Rota Mogiana leiloada por R$ 1,084 bilhão, consórcio Azevedo e Travassos assume 520 km por 30 anos, prevê R$ 9,4 bi em obras e redução nos pedágios
Com oferta de R$ 1.084.842.068,71, consórcio Rota Mogiana vence leilão na B3 e fica responsável por 520 quilômetros, implantação do free flow e obras em 22 municípios
O consórcio Rota Mogiana, liderado pelo grupo Azevedo e Travassos, foi declarado vencedor do leilão da concessão que abrange 520 quilômetros de rodovias estaduais no interior de São Paulo.
O contrato terá duração de 30 anos e prevê um pacote de investimentos estimado em R$ 9,4 bilhões, com duplicações, faixas adicionais, vias marginais e implantação do sistema de cobrança por trecho, o chamado free flow.
A proposta vencedora somou R$ 1.084.842.068,71 e registrou um ágio de 187.037,54% sobre o valor previsto em edital, conforme informação divulgada pelo g1
Como foi o leilão e quais foram as propostas
A abertura dos envelopes ocorreu na sede da Bolsa de Valores de São Paulo, a B3, e registrou quatro ofertas. O Consórcio Rota Mogiana apresentou a proposta vencedora de R$ 1.084.842.068,71, seguido por MC Brazil Concessões Rodoviárias, do fundo Mubadala, com R$ 1.019.814.000,00.
As demais propostas foram de EPR Participações, com R$ 560.000.000,00, e Motiva, ex-CCR, com R$ 180.285.000,00. A diferença entre a oferta vencedora e o valor do edital resultou no ágio de 187.037,54%.
Obras previstas e alcance da concessão
O pacote inclui duplicações de mais de 217 quilômetros, 138 quilômetros de faixas adicionais, 86 quilômetros de vias marginais, 58 novas passarelas para pedestres, 129 dispositivos de interseção e a implementação do sistema free flow.
A concessão abrange trechos que cruzam 22 municípios, entre eles nove da região de Campinas, e deve impactar cerca de 2,3 milhões de pessoas, segundo dados apresentados no processo de contratação.
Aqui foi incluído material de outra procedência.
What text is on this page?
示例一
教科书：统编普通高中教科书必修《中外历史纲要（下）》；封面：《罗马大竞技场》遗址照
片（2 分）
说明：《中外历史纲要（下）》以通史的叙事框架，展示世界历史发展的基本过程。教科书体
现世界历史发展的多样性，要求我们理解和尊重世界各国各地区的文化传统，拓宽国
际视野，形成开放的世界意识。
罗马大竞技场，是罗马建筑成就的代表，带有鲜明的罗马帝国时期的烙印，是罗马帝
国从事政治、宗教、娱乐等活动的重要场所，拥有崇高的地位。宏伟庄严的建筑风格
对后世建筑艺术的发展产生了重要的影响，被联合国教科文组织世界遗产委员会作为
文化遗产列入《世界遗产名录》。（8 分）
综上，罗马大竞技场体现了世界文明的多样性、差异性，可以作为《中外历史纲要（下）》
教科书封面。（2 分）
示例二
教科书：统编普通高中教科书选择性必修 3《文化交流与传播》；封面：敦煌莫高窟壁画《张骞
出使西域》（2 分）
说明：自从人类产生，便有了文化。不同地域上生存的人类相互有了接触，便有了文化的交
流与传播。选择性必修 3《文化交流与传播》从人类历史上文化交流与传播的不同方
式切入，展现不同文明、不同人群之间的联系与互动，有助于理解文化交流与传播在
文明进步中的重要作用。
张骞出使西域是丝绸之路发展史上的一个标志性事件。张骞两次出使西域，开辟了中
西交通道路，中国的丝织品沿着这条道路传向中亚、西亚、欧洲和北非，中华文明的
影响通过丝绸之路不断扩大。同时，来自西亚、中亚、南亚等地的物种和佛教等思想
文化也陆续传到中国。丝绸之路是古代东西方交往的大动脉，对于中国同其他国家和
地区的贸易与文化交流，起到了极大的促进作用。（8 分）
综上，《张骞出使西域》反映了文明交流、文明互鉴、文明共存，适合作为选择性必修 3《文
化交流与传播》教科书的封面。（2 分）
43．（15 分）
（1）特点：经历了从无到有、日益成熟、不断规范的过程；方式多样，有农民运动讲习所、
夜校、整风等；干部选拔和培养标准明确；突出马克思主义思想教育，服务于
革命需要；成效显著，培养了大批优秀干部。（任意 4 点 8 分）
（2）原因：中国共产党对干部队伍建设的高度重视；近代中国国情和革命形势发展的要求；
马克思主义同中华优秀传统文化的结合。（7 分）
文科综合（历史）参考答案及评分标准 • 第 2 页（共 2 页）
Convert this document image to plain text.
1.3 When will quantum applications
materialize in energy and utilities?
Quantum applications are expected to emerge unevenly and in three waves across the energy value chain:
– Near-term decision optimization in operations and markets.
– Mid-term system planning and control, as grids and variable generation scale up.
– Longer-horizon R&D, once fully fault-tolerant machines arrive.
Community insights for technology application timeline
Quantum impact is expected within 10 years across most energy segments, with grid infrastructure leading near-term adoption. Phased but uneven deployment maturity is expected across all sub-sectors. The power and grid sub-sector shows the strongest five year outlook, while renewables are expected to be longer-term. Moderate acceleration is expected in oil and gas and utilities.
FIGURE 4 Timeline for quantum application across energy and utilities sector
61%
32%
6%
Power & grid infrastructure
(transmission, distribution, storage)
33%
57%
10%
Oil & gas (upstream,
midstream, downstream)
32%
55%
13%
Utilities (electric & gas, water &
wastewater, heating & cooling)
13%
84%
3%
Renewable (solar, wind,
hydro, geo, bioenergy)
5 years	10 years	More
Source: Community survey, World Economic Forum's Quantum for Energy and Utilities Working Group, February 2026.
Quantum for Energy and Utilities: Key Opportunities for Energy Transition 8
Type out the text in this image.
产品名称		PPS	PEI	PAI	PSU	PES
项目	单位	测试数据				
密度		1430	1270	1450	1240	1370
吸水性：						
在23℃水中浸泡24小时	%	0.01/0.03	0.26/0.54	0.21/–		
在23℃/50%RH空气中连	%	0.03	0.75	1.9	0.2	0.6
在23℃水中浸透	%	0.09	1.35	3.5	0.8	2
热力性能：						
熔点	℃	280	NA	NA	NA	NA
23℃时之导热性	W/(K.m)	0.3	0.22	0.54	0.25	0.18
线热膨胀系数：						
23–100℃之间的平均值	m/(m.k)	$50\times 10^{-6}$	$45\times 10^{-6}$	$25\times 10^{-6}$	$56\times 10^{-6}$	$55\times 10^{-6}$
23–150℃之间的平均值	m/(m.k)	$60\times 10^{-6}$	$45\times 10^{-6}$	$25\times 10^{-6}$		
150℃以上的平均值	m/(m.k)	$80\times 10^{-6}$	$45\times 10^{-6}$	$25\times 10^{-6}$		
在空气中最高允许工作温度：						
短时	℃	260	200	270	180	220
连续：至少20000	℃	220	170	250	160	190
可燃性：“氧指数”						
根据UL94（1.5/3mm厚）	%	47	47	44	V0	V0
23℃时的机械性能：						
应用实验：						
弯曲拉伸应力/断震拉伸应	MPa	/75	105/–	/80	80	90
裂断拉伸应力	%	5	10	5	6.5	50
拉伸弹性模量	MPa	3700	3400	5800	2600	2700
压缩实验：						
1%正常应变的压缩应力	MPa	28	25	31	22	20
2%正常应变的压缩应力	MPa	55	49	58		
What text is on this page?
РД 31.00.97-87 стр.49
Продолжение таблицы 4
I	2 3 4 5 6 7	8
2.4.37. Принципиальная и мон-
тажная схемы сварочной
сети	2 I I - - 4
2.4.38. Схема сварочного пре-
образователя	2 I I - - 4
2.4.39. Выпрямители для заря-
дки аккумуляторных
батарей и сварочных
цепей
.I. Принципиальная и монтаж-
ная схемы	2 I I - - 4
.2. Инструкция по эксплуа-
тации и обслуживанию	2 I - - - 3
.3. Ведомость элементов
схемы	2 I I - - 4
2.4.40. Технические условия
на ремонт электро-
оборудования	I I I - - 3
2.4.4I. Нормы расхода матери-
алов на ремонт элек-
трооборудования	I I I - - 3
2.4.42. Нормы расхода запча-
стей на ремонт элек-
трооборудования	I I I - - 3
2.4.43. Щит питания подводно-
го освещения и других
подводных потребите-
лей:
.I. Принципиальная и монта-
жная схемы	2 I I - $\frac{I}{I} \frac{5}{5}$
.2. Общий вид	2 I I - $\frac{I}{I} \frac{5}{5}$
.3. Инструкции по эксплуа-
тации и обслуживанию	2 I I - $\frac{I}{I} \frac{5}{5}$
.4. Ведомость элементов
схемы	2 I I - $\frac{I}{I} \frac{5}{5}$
Igor Jefferson Lima Clemente, representante do consórcio Rota Mogiana, afirmou, “Vencer a Rota Mogiana significa assumir a responsabilidade dos trechos mais relevantes do estado de São Paulo, um corredor que conecta prósperas cidades, que integra o agronegócio, integra a indústria e o turismo”.
Pedágio free flow, tarifas e impactos para motoristas
O governo estadual informou que a nova concessão começará com redução nas tarifas atuais, com quedas de até 29% em algumas praças de pedágio, além da cobrança proporcional pelo sistema free flow, em que o motorista paga apenas pelo trecho percorrido.
Especialistas ouvidos no processo apontam que o free flow reduz gargalos criados por praças físicas, mas exige adaptação dos condutores e cuidado com inadimplência, especialmente para veículos com reboque, cuja tarifa pode ser multiplicada.
Segurança viária, fiscalização e riscos
Segundo avaliação técnica, duplicações e intervenções em pontos de estrangulamento tendem a aumentar a fluidez e reduzir colisões típicas de tráfego congestionado, embora possam elevar acidentes relacionados à velocidade.
O professor Creso de Franco Peixoto, da Unicamp, disse, “Você duplica, é claro que o risco diminui, tem uma fluidez maior, então você troca um pouco de um tipo de acidente para outro”.
O governo do Estado citou dados consolidados pelo Infosiga, afirmando, “De acordo com dados do Infosiga, nas rodovias concedidas houve redução de 51% nas mortes, 42% nos feridos e 48% no total de acidentes desde o início do programa”.
A concessionária vencedora terá responsabilidade pela execução das obras, manutenção da malha e operação do sistema de cobrança, sob fiscalização da agência reguladora estadual, com metas contratuais de qualidade e manutenção durante os 30 anos do contrato.